How AI Will Shape Our Future
The future of AI holds remarkable possibilities. Yet, with this progress, the question arises: Will we shape AI, or will AI shape us?
While both outcomes are possible, the power to guide AI’s development lies in proper education and continuous training. Our Applied Human-Centered Artificial Intelligence Master’s Degree is an excellent option as it equips students with the knowledge and skills to design AI systems that prioritize human well-being and social responsibility.
Combined with opportunities at the Critical AI Research and Education (CAIRE) Lab, which investigates the ethical, social, and cultural impacts of AI, our programs empower future leaders to steer AI development in ways that promote equity, sustainability, innovation, and improvement.
Our faculty members are at the forefront of research in AI futures and data science, exploring how technology reshapes industries and society. The next breakthrough could be yours—join us and make it happen!
Frequently Asked Questions (FAQs)
What are the types of data used in generative AI?
Generative AI works with all kinds of data—text, images, audio, video. It can even use structured data, like numbers and spreadsheets.
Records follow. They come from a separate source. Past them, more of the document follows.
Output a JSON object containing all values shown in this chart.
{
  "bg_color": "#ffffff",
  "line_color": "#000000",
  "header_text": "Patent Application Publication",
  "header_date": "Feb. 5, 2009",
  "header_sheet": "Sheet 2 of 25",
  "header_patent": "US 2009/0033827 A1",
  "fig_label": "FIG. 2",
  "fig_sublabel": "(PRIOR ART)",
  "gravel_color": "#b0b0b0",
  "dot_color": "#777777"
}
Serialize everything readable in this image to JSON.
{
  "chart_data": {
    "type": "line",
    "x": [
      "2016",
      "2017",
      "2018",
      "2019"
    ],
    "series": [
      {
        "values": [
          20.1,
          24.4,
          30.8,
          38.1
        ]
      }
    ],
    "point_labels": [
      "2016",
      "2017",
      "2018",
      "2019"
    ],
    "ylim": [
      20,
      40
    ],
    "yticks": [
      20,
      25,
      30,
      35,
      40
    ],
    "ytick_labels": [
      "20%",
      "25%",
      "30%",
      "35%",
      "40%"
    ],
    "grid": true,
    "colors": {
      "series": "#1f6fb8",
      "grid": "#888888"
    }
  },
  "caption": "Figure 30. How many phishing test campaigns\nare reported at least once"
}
Which type of approach describes multiple types of AI working together?
That would be a hybrid AI approach—different AI systems teaming up to improve performance and flexibility.
What types of jobs will AI affect the most?
AI is expected to affect jobs that involve repetitive tasks, data crunching, customer support, and manufacturing—pretty much anything that follows a predictable pattern.
What are the three types of prompting in AI?
The big three are zero-shot prompting, where AI tackles something with no prior examples; few-shot prompting, which gives it a handful of examples to learn from; and chain-of-thought prompting, where it thinks step by step to improve reasoning.